ComponentFileResponsibility
discoverFilesresearchCoverage.ts:47Query git for source files, filter by extension, derive folders
seedCoverageresearchCoverage.ts:89Insert uncovered rows for new file+concept pairs
resetStaleCoverageresearchCoverage.ts:132Detect modified files (via hash), reset coverage to uncovered
selectCoverageTargetsresearchCoverage.ts:180Group by folder+concept, prioritize by lowest coverage %, return primary + fallbacks
getKnownConceptsresearchCoverage.ts:76Fetch distinct concepts for a project (or return SEED_CONCEPTS)
deriveFolderresearchCoverage.ts:27Derive logical folder name from file path (e.g., server/orchestrator)
researchCoverage tableschema.ts:126Store coverage status per file+concept+project

Data Model

researchCoverage Table

typescript
export const researchCoverage = sqliteTable('research_coverage', {
  id: text('id').primaryKey(),
  projectId: text('project_id').notNull(),           // FK: projects
  folder: text('folder').notNull(),                  // Derived folder (e.g., 'server/orchestrator')
  filePath: text('file_path').notNull(),             // Full path (e.g., 'server/orchestrator/dispatcher.ts')
  concept: text('concept').notNull(),                // One of SEED_CONCEPTS
  status: text('status').default('uncovered'),       // uncovered | covered | has_issues
  coveredAt: text('covered_at'),                     // When marked as covered
  fileHash: text('file_hash'),                       // Git hash at time of coverage
  ticketId: text('ticket_id'),                       // Optional: ticket doing the research
  notes: text('notes'),                              // Optional: research notes or findings
  createdAt: text('created_at'),
  updatedAt: text('updated_at'),
}, (table) => [
  unique('idx_research_coverage_unique')
    .on(table.projectId, table.filePath, table.concept),
])

Unique constraint: One row per (projectId, filePath, concept). Prevents duplicates.


Design Decisions

Git-Based File Discovery

Why: More reliable than filesystem scanning. Respects .gitignore, includes git object hashes. Trade-off: Requires git repo; untracked files aren't discovered.

Folder Derivation Logic

Why: Logical grouping (e.g., server/orchestrator, not individual files). Balances granularity.

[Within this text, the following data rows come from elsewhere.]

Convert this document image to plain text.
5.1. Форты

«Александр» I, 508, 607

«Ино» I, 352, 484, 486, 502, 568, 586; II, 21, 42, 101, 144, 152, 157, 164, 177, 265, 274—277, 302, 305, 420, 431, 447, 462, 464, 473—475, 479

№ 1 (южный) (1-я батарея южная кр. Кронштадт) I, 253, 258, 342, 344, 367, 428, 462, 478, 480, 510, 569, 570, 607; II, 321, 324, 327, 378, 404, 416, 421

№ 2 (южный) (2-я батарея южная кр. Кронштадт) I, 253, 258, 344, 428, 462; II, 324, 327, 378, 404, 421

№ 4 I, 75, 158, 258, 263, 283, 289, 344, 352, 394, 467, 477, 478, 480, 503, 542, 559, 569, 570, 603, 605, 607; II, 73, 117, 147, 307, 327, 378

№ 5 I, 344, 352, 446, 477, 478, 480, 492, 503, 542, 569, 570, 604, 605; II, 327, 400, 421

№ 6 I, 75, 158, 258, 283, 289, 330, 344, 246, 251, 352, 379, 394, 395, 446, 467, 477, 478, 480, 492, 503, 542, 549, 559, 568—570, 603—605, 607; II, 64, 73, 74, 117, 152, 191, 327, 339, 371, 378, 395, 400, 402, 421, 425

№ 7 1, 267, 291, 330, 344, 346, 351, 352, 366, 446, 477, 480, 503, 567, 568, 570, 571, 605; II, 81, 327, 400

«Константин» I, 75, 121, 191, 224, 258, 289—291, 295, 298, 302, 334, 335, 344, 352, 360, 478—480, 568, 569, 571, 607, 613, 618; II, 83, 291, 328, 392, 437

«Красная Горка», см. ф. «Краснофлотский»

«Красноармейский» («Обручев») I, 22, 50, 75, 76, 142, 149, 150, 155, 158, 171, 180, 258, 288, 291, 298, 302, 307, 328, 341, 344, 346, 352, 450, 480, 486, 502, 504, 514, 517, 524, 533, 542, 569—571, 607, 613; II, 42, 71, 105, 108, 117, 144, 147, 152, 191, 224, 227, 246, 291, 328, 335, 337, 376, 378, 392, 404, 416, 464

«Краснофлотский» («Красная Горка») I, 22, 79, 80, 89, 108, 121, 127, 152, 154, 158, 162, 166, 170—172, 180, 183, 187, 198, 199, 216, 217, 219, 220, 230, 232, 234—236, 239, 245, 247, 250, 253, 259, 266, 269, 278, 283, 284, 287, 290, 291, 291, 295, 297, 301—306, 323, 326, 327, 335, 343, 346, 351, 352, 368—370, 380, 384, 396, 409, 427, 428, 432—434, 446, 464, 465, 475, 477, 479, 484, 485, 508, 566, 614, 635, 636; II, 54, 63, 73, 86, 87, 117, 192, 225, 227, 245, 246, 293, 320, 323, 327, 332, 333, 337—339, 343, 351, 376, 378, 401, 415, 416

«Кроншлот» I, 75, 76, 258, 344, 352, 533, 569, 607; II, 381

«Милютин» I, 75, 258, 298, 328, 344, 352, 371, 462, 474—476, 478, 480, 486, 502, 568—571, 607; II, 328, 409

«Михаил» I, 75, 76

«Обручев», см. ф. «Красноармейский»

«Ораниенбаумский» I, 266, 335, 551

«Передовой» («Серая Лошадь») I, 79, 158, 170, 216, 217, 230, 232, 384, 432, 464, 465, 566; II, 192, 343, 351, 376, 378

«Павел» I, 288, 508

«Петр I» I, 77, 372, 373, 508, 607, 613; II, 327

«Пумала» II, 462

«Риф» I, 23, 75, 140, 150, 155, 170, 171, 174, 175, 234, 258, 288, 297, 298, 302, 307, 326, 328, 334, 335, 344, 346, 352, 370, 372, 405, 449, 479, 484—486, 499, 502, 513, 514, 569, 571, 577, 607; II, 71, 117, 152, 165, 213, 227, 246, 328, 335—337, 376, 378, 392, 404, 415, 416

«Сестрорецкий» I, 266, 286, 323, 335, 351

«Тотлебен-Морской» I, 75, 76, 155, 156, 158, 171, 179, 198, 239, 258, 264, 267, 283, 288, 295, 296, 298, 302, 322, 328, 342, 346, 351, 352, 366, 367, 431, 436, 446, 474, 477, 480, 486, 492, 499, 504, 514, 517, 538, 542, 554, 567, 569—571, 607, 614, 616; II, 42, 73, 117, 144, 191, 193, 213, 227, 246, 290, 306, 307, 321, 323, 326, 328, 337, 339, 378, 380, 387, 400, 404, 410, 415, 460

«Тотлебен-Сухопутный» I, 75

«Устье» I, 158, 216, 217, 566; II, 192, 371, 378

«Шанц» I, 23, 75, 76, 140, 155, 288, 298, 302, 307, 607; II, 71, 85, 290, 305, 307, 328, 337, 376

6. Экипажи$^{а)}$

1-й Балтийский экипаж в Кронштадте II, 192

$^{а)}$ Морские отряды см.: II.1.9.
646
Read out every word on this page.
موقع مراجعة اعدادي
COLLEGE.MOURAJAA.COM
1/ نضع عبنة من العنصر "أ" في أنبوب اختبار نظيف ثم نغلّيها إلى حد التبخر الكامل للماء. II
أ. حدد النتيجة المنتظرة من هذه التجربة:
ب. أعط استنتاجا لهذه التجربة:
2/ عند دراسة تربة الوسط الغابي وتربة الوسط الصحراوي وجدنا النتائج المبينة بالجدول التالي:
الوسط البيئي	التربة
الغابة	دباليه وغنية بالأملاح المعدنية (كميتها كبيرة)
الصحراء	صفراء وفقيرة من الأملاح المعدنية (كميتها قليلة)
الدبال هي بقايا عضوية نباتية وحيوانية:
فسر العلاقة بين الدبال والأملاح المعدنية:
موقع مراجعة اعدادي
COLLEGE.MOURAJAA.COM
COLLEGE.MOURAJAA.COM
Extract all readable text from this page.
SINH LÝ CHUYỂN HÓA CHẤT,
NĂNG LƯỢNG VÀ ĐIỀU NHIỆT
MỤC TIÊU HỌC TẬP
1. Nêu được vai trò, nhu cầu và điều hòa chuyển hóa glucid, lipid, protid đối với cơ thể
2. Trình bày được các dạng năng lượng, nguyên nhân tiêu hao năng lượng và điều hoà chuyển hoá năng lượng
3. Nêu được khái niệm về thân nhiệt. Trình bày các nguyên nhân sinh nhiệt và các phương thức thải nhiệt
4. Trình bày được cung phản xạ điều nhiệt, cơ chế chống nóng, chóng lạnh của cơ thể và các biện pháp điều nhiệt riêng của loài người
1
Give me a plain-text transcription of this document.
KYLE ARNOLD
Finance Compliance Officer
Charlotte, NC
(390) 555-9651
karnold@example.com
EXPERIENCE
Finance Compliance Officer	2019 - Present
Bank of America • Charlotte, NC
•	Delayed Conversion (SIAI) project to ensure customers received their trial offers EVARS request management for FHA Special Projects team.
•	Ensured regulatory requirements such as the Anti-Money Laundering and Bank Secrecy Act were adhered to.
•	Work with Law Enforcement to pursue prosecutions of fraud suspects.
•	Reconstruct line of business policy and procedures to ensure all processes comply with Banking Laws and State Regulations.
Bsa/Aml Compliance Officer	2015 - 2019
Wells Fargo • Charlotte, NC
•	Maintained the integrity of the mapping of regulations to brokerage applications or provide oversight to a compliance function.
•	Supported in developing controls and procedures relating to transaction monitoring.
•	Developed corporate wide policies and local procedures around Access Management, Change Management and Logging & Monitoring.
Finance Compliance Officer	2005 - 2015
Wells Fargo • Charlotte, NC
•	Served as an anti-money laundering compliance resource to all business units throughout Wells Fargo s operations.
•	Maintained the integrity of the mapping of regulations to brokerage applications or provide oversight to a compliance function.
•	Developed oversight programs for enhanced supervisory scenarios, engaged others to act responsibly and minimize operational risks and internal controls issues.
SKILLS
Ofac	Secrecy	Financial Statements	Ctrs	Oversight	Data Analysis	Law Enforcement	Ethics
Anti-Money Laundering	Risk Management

  • Deep folders for server/app: two-segment derivation (server/orchestrator) for meaningful grouping
  • Shallow for others: one-segment (prompts, tests) to avoid over-fragmentation

Hash-Based Stale Detection

Why: Detects actual code changes without polling metadata or timestamps. Mechanism: Store fileHash when marking as covered. On next sync, compare current git hash; if mismatch, reset to uncovered.

Seed Concepts (Fixed Set)

Why: Stable concepts ensure consistent targeting across research cycles. Extensibility: Projects can add custom concepts via the getKnownConcepts() callback.

Lowest-Coverage Prioritization

Why: Ensures systematic coverage. Prevents "hot spots" from monopolizing research. Algorithm: Group by (folder, concept), calculate %, sort ascending. Primary = lowest %.